Überdurchschnittlich häufig fällt die Dividende demnach bei Banken, Industrieunternehmen, in der Tourismusbranche und im Einzelhandel weg. Fast zwei Drittel der europäischen Banken im Stoxx haben die Gewinnausschüttung vorerst gestrichen.
Hier war der Druck der Aufseher groß: Sie hatten die Finanzinstitute aufgefordert, wegen des wirtschaftlichen Abschwungs ihr Geld lieber zusammenzuhalten. Relativ konstant ist der Analyse zufolge das zu erwartende Ausschüttungsvolumen in den Sektoren Gesundheit, Chemie und Telekommunikation.

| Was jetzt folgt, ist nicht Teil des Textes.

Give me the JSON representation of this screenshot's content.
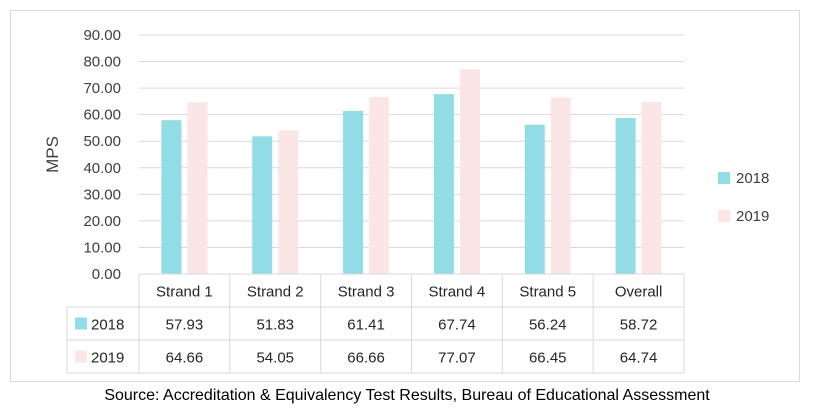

„Böses Erwachen“ für Anleger möglich
„Zwar hat eine Reduktion oder Streichung der Dividende immer einen großen Vertrauensverlust zur Folge“, schreibt Bissinger. „In der aktuellen Krise führt aber bei vielen Unternehmen kein Weg an einer Sicherung der Liquidität und Stärkung der Bilanz vorbei.“ Und auch die Aussichten trüben sich ein: Seit Mitte Februar wurden die Dividendenschätzungen für das laufende Geschäftsjahr 2020 um 14 Prozent verringert. „Diese Reduzierung erscheint uns zu gering“, heißt es in der Studie des genossenschaftlichen Spitzeninstituts.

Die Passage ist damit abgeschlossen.